Me pregunto si existe una palabra para hablar sobre esa sensación que produce volver a ver aquello que nos causa fascinación. No para referirnos a la maravilla de ver algo por primera vez sino de reencontrarse con aquello y sentir como si esa fuera precisamente la primera vez que se le ve y donde la pregunta de ¿cómo lo hizo? no encuentre respuesta sino solo a través de una emoción que nos atraviesa el pecho. Esa palabra que busco es justamente lo que me ha producido ver el trabajo de Ángela Gurría (1929-2023) en la exposición Señales en el Museo del Palacio de Bellas Artes. La muestra, curada por Joshua Sánchez, está dividida en cuatro ejes: CuerposPaisajesUmbrales y El jardín místico, a través de los cuales se hace una revisión profunda del trabajo de la artista, quien produjo obra en mármol, piedra, hierro, vidrio y madera; también se integran bocetos, dibujos y acuarelas. Las más de cien piezas expuestas abarcan cincuenta años de producción y la museografía en las salas de este museo permite ir encontrando hilos que conectan unas con otras, desde la sutileza pero también desde la claridad de quien insiste en el oficio, ya sea a través del tema, el material o la impronta personal de la artista.

Hay muchas anécdotas alrededor de la figura de Gurría pues, tanto conceptual como formalmente, se relacionó con los materiales desde una sensibilidad absoluta; ella decía que la fortuna de su escultura radicaba en que las formas que desarrollaba eran sugeridas por los elementos mismos. Si no lograba escuchar lo que necesitaba cada piedra, no la trabajaba: durante quince años tuvo en su taller un bloque de piedra en bruto ya que no sabía cómo acercarse a él hasta que un día su nieta llegó con una mariposa y fue ahí cuando supo qué forma habría de darle a ese mármol rojo. De ahí nació “Mariposa nocturna” (2002-2003), obra presente en esta exposición. Otro caso parecido sucedió con “Nube” (1973), una pieza que pesa una tonelada y fue hecha en un mármol cuyas vetas guiaron los contornos etéreos de la nube: “encontré una piedra que esperaba ser nube”, dijo al respecto.

En la historia del arte hemos visto obras en piedra que destacan por la fuerza de su presencia y la calidad en la técnica, pero hay algo distinto en la manufactura de Gurría y que, pienso, tiene que ver con la aproximación que tiene hacia el material pétreo porque no lo modifica desde la imposición sino desde el diálogo y la escucha, desde la sensibilidad y la ternura.

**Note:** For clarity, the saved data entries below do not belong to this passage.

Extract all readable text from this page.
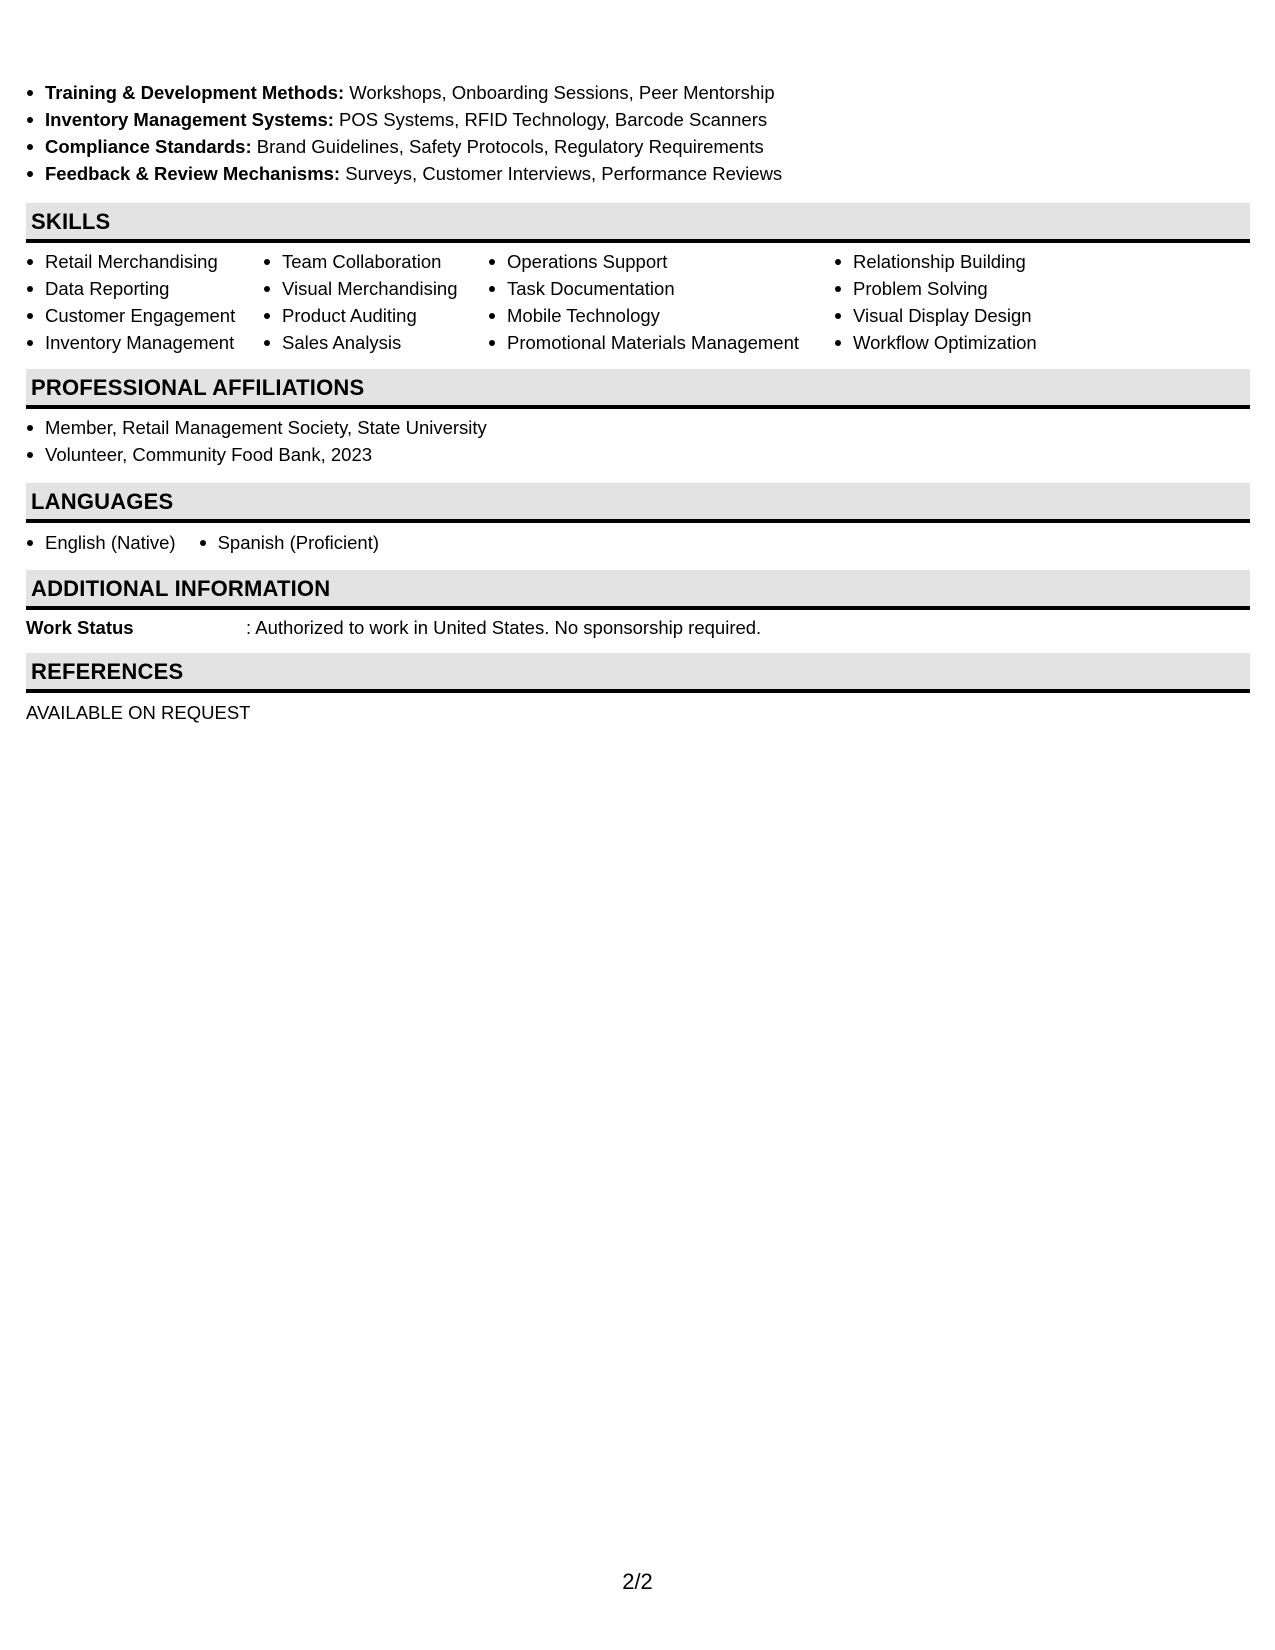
Training & Development Methods: Workshops, Onboarding Sessions, Peer Mentorship
Inventory Management Systems: POS Systems, RFID Technology, Barcode Scanners
Compliance Standards: Brand Guidelines, Safety Protocols, Regulatory Requirements
Feedback & Review Mechanisms: Surveys, Customer Interviews, Performance Reviews
SKILLS
Retail Merchandising
Data Reporting
Customer Engagement
Inventory Management
Team Collaboration
Visual Merchandising
Product Auditing
Sales Analysis
Operations Support
Task Documentation
Mobile Technology
Promotional Materials Management
Relationship Building
Problem Solving
Visual Display Design
Workflow Optimization
PROFESSIONAL AFFILIATIONS
Member, Retail Management Society, State University
Volunteer, Community Food Bank, 2023
LANGUAGES
English (Native)	Spanish (Proficient)
ADDITIONAL INFORMATION
Work Status	: Authorized to work in United States. No sponsorship required.
REFERENCES
AVAILABLE ON REQUEST
2/2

Es desde ese lugar que Gurría logró escuchar y comprender las posibilidades de sus medios de producción para generar obras a mediana y gran escala, abordando temas como la naturaleza o el cuerpo femenino, en atención constante hacia las necesidades de la escultura y su encuentro con el público. En su trabajo hay, además, un cruce de dos lenguajes, por una parte el impulso experimental y el abstraccionismo y, por otra, el recurso de lo figurativo y las técnicas escultóricas más tradicionales.

Al mirar las piezas de Gurría siento un profundo agradecimiento hacia ella y su trabajo, como si en el encuentro con cada obra pudiera decirle “qué bueno que eso llegó a ti; qué bueno que tuviste ese encuentro con la piedra”. No deja de sorprenderme el aparente contraste entre la volatilidad de las formas –nubes, vuelos, mariposas– y la permanencia del mármol o la cantera, y digo aparente porque en realidad la disparidad entre una sensación y la otra se complementan: Gurría logró resignificar la dureza de los materiales, así como la inmovilidad de las formas a través de la escultura.

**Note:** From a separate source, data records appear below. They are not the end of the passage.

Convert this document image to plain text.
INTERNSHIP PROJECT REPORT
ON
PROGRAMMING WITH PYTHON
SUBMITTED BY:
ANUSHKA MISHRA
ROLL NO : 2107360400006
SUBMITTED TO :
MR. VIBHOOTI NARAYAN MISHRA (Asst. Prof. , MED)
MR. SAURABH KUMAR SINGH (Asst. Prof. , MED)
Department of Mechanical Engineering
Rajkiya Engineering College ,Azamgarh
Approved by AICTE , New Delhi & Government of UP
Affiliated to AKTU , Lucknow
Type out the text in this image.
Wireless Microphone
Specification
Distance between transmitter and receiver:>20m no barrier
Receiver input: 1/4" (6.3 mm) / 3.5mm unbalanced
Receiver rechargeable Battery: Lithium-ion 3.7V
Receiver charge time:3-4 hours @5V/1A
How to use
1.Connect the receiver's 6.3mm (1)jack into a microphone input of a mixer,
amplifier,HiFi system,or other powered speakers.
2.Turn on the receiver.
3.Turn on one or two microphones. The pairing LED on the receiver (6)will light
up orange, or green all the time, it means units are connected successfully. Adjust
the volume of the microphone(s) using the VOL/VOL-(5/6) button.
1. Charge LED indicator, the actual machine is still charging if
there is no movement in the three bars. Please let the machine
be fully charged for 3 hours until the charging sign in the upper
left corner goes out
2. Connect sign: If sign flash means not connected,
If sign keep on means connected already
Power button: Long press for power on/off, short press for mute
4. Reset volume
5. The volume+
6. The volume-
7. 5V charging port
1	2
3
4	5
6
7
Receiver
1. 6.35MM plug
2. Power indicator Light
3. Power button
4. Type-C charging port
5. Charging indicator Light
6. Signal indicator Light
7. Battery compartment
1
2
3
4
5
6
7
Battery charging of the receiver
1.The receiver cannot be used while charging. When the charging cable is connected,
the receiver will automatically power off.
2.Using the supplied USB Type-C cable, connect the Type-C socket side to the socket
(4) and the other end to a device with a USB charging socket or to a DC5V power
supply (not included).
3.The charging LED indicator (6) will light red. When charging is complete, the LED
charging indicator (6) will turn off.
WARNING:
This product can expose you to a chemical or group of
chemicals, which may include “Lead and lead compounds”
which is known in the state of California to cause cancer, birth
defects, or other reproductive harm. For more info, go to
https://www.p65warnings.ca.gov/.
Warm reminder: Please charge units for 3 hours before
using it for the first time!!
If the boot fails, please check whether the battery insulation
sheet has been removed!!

Los ejes curatoriales en esta exposición permiten leer las piezas a partir de la visión que Gurría tenía de su trabajo o de los intereses que fue explorando a lo largo de su carrera. En Umbrales, por ejemplo, se reúnen piezas de los años ochenta y noventa, época en la que la artista exploró nuevas dimensiones temáticas y técnicas para hablar sobre la muerte desde una perspectiva filosófica; Gurría hablaba de estas obras como “mis calaveras”, en las que había representaciones del tzompantli –estructura prehispánica utilizada para exhibir cráneos–. Para ella, hablar de la muerte fue una manera de colectivizar la rabia y la tristeza que se albergaba en la sociedad. Otra colección de obras icónicas se encuentra en El jardín místico, el eje que aborda la conciencia ecológica de Gurría y la manera en que resignifica el lenguaje simbólico de la naturaleza a través de la materia; destacan las piezas creadas en 1993 para la exposición Homenaje al desierto en el Museo Pape, en Monclova, Coahuila, hechas con bronce, cantera, mármol y acero a partir de las formas que le inspiraron las cactáceas.

La artista insistió en hacer del oficio escultórico una actividad viva y colectiva pues las piezas monumentales las hacía con el apoyo de ingenieros, arquitectos y maestros albañiles. Ejemplos son Señales (1968), una pieza de dieciocho metros que forma parte de la Ruta de la Amistad, o el Monumento al trabajador del drenaje profundo (1974-75), cinco torres de catorce metros de ancho por treinta metros de altura en el CETIS núm. 7. En la exposición de Bellas Artes se presentan fotografías de la obra terminada, la maqueta del proyecto e impresiones del proceso de producción de esta gran instalación.

La memoria y el papel de Gurría como pionera en la escultura encarna diversas luchas sociales y feministas de las que somos herederas en el presente: el derecho a hacer las cosas, a dibujar un panorama más allá de las labores domésticas y trabajar por nuestra integridad personal y profesional, entre muchas otras. Este camino, ahora celebrado y honrado, estuvo acompañado de otras escultoras en su época como Helen Escobedo, Geles Cabrera, Lorraine Pinto y Elizabeth Catlett, quienes también sembraron semillas de cambio de paradigma a partir del arte. En sus inicios, consciente del papel que tenía en su contexto, Gurría utilizó el seudónimo masculino de Alberto Urías o Ángel Urría, para participar en convocatorias y concursos; incluso su primera obra monumental titulada “La familia obrera” (1965) y hecha en bronce de cuatro metros de altura está registrada con dicho seudónimo. Afortunadamente esto fue cambiando poco a poco: ahora podemos nombrarla y reconocer su larga trayectoria artística, así como sus avances técnicos tales como la incorporación de materiales nuevos como el aluminio y el hierro forjado.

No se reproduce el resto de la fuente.